Al-Thnaibat Mohammad H, Balaw Mohammad K, Al-Aquily Mohammed K, Ghannam Reem A, Mohd Omar B, Alabidi Firas, Alabidi Suzan, Hussein Fadi, Rawashdeh Badi
Department of Internal Medicine, Faculty of Medicine, Hashemite University, Zarqa 13133, Jordan.
College of Medicine, Hashemite University, Zarqa 13133, Jordan.
J Transplant. 2024 Mar 28;2024:4538034. doi: 10.1155/2024/4538034. eCollection 2024.
Jordan performed the Middle East's first living-donor kidney transplant in 1972. In 1977, the country became one of the first Arab countries to regulate organ donation and transplantation. Despite these early advances in living donor transplantation, Jordan's organ donation after brain death program remains inactive, making it challenging to meet organ demand and placing many patients on long transplant waiting lists. As of 2020, only 14.2% of the patients with end-stage kidney disease have access to a living donor. The scarcity of compatible living donors exacerbates Jordan's organ shortage, leaving patients with extended waits and uncertain transplant prospects. Due to the lack of living donors and the inactive brain death donation program, additional options are needed to meet organ demand. Kidney paired exchange (KPE), emerges as a potential solution to the problem of donor shortage and donor-recipient incompatibility. By allowing living donors to direct their donated organs to different compatible recipients, KPE offers the promise of expanding transplant opportunities for patients without suitable living donors. However, the current Jordanian law restricting living kidney donation to fifth-degree relatives further limits the pool of potential donors, aggravating the organ shortage situation. This article explores the feasibility of implementing KPE in Jordan and proposes an approach to implementing KPE in Jordan, considering ethical and legal aspects to substantially increase kidney transplants.
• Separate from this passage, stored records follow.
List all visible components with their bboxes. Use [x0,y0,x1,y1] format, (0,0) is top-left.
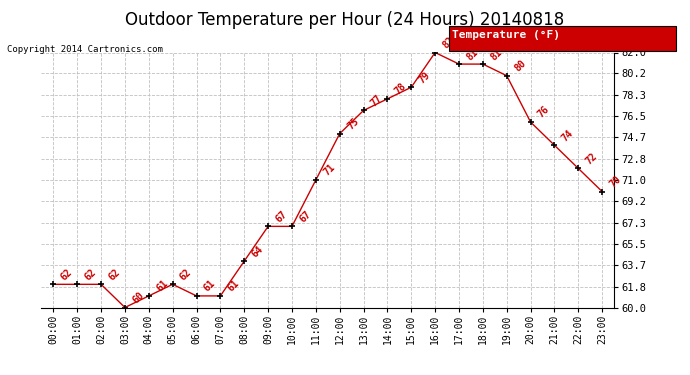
Text: 72: 72 [584,151,599,166]
Text: Copyright 2014 Cartronics.com: Copyright 2014 Cartronics.com [7,45,163,54]
Text: 61: 61 [226,278,241,294]
Text: 60: 60 [130,290,146,305]
Text: 70: 70 [608,174,623,189]
Text: 82: 82 [441,35,456,50]
Text: 76: 76 [536,105,551,120]
Text: 67: 67 [274,209,289,224]
Text: 74: 74 [560,128,575,143]
Text: 61: 61 [202,278,217,294]
Text: 62: 62 [107,267,122,282]
Text: Outdoor Temperature per Hour (24 Hours) 20140818: Outdoor Temperature per Hour (24 Hours) … [126,11,564,29]
Text: 80: 80 [512,58,528,74]
Text: 81: 81 [489,46,504,62]
Text: Temperature (°F): Temperature (°F) [452,30,560,40]
Text: 64: 64 [250,244,265,259]
Text: 81: 81 [464,46,480,62]
Text: 62: 62 [59,267,75,282]
Text: 79: 79 [417,70,432,85]
Text: 78: 78 [393,81,408,97]
Text: 67: 67 [297,209,313,224]
Text: 77: 77 [369,93,384,108]
Text: 61: 61 [155,278,170,294]
Text: 62: 62 [83,267,98,282]
Text: 62: 62 [178,267,194,282]
Text: 71: 71 [322,162,337,178]
Text: 75: 75 [345,116,361,132]
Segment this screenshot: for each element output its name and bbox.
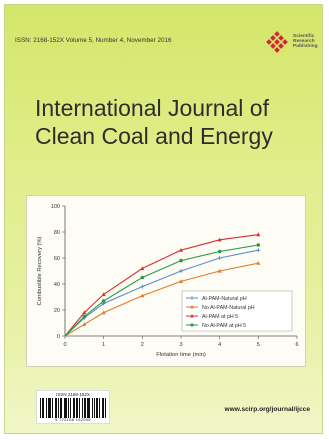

1972年,约旦实施了中东首例活体肾移植手术。1977年,该国成为最早对器官捐赠和移植进行规范的阿拉伯国家之一。尽管在活体供体移植方面取得了这些早期进展,但约旦脑死亡后的器官捐赠项目仍然处于停滞状态,这使得满足器官需求具有挑战性,并使许多患者长期处于移植等待名单上。截至2020年,只有14.2%的终末期肾病患者能够获得活体供体。合适的活体供体稀缺加剧了约旦的器官短缺问题,使患者等待时间延长,移植前景不明朗。由于缺乏活体供体以及脑死亡捐赠项目处于停滞状态,需要其他选择来满足器官需求。肾脏配对交换(KPE)作为解决供体短缺和供体-受体不匹配问题的潜在解决方案应运而生。通过允许活体供体将其捐赠的器官导向不同的合适受体,KPE有望为没有合适活体供体的患者扩大移植机会。然而,约旦现行法律将活体肾捐赠限制在五代以内亲属,这进一步限制了潜在供体库,加剧了器官短缺状况。本文探讨了在约旦实施KPE的可行性,并提出了一种在约旦实施KPE的方法,同时考虑到伦理和法律方面,以大幅增加肾脏移植数量。